O nacional Pacarrete, um dos longas-metragens brasileiros mais premiados e originais de 2020, grande vencedor do Festival de Cinema de Gramado neste ano, apresenta a arte como peça de resistência à barbárie, ao embrutecimento. O filme, em cartaz em poucas salas no Brasil, entre elas o Cine Passeio, em Curitiba, não poderia ser mais atual e pertinente.
Pacarrete (a estupenda Marcélia Cartaxo, de A Hora da Estrela) nasceu e agora, na velhice, vive na pequena cidade de Russas, no interior do Ceará. Estudou em colégio interno, onde aprendeu um tanto de francês e teve suas primeiras lições de balê. Adulta, morou na capital, Fortaleza, onde foi professora e aperfeiçoou-se na dança, que nunca abandonou totalmente seus sonhos ou seu corpo.
A doença da irmã Chiquinha (Zezita Matos), presa a uma cadeira de rodas, traz Pacarrete de volta a Russas, onde não encontra mais o seu lugar. Enquanto cuida da irmã, com quem divide a casa, tenta não esquecer quem um dia foi: exercita seus passos de balé diante da televisão, assistindo a uma velha fita VHS que guarda como um tesoura, e dá seus passos vida à fora. Seus conterrâneos, contudo, a enxergam como uma excêntrica, por conta do jeito anacrônico de se vestir, linguajar rebuscado e certa arrogância no trato com quem não aprecia seus gostos e manias.
Inspirada em uma personagem real, Maria Araújo, vizinha do cineasta Allan Deberton na cidade de Russas, o filme é, ao mesmo tempo, um mergulho do diretor nas memórias afetivas de sua terra natal e um potente estudo de personagem.
Na cidade, apenas Miguel (João Miguel, de Estômago), dono de um bar, trata Pacarrete com consideração. Percebe sua fragilidade e aprecia sua história, seus talentos e gostos.
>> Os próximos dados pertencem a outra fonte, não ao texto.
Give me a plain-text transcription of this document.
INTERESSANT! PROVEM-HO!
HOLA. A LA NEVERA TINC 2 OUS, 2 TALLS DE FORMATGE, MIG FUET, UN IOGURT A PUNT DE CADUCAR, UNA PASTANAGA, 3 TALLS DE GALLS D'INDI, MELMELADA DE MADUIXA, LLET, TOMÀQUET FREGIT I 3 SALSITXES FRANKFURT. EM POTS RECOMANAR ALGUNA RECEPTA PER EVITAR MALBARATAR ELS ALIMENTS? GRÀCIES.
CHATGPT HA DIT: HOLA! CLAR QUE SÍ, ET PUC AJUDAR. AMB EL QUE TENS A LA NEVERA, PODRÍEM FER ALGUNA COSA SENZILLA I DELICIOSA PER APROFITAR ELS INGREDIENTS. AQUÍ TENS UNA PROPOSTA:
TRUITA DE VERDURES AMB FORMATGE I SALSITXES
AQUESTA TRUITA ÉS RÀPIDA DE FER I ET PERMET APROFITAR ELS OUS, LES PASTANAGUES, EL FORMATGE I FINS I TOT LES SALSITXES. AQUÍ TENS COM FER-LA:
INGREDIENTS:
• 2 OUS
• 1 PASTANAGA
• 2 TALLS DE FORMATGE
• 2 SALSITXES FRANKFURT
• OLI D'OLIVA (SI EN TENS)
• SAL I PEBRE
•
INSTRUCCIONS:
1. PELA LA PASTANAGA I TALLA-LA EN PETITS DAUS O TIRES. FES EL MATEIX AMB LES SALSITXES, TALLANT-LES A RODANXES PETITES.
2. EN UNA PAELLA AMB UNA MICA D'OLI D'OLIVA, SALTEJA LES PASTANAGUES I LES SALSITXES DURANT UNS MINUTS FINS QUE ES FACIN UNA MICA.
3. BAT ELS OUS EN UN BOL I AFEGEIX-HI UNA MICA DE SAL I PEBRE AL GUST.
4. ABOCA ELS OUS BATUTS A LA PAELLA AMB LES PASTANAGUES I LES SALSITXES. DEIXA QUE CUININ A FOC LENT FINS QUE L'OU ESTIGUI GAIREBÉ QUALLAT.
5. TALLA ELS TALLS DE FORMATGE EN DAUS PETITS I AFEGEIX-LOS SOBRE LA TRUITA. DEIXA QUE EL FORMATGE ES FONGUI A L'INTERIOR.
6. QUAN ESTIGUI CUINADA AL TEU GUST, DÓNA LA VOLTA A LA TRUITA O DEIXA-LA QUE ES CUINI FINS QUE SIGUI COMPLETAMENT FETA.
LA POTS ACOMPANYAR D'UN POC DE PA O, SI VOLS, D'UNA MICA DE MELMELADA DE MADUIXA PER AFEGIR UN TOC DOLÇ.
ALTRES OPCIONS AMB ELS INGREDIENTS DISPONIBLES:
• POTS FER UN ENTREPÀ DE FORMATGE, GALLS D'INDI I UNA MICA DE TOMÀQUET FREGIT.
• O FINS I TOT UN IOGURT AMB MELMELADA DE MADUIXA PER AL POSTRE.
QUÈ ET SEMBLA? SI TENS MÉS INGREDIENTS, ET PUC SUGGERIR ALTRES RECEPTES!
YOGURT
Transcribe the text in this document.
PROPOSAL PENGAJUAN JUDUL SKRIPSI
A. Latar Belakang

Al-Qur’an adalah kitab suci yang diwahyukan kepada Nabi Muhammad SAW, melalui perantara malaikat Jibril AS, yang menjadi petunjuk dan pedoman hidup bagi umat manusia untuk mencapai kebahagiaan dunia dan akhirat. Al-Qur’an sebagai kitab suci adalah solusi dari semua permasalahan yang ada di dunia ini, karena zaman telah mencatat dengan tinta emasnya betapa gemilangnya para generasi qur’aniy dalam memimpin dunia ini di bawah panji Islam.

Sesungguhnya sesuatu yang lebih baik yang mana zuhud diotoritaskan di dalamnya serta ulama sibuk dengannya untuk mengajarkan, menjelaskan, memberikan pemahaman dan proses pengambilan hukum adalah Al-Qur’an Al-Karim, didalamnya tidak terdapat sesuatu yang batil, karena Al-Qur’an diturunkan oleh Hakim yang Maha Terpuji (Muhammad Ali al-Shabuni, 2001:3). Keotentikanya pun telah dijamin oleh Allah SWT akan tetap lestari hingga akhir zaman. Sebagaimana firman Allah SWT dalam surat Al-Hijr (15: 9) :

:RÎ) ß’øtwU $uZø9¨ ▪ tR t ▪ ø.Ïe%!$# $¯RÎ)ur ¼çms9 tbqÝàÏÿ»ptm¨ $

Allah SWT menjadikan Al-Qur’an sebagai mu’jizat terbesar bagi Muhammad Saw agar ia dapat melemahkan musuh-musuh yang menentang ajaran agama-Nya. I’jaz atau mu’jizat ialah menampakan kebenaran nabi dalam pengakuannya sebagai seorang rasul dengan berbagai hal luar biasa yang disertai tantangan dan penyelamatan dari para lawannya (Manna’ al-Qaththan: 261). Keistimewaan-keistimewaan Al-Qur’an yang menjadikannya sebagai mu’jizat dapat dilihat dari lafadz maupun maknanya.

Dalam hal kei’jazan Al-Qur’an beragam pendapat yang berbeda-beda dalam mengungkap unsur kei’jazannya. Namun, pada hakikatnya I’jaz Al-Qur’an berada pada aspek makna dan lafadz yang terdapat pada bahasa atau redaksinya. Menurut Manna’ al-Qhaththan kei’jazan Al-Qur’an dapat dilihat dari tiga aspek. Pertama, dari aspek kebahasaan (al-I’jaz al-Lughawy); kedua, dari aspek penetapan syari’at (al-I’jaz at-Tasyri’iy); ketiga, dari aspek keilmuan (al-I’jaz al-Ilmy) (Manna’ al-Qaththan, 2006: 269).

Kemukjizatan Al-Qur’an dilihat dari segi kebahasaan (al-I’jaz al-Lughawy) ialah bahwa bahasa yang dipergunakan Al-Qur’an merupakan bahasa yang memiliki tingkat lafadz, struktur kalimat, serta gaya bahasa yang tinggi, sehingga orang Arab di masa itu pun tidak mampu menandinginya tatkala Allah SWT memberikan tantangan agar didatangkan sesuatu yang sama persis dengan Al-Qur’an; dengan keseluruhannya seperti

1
Ele a encanta com galanteios quase inocentes e ela o escolhe como uma espécie de cavaleiro andante salvador, capaz de protegê-la de alguma forma de um mundo que não a aprecia.
Apesar de cuidar da irmã, Pacarrete, que visivelmente um dia pertenceu à elite local, não desce de seu pedestal. Na sua casa, é a empregada Maria (Soia Lira) a responsável pelos afazeres domésticos, pelo serviço pesado e, muitas vezes, também alvo da arrogância e altivez da protagonista.
Quando Russas está prestes a celebrar seu 200º aniversário, Pacarrete se empolga: os festejos serão a grande oportunidade para ela mostrar sua arte no palco das comemorações, mas a ex-bailarina não é levada a sério e recusa-se a aceitar a rejeição.
Inspirado em uma personagem real, Maria Araújo, vizinha do cineasta Allan Deberton na cidade de Russas, o filme é, ao mesmo tempo, um mergulho do diretor nas memórias afetivas de sua terra natal e um potente estudo de personagem. Pacarrete é tão bem construída pelo roteiro e pela impressionante atuação de Marcélia Cartaxo que, sem exagero, está fadada a entrar para a galeria de grandes protagonistas femininas do cinema brasileiro.
Apesar de tomar a vida real como base, Deberton, em sua busca pela subjetividade de Pacarrete, uma mulher que caiu de seu tempo e vive no fio da navalha da sanidade, a recria como uma figura quixotesca, que se embate contra um mundo que perdeu a delicadeza e a capacidade de compreender sua ânsia e sua dor. Fez um filme emocionante.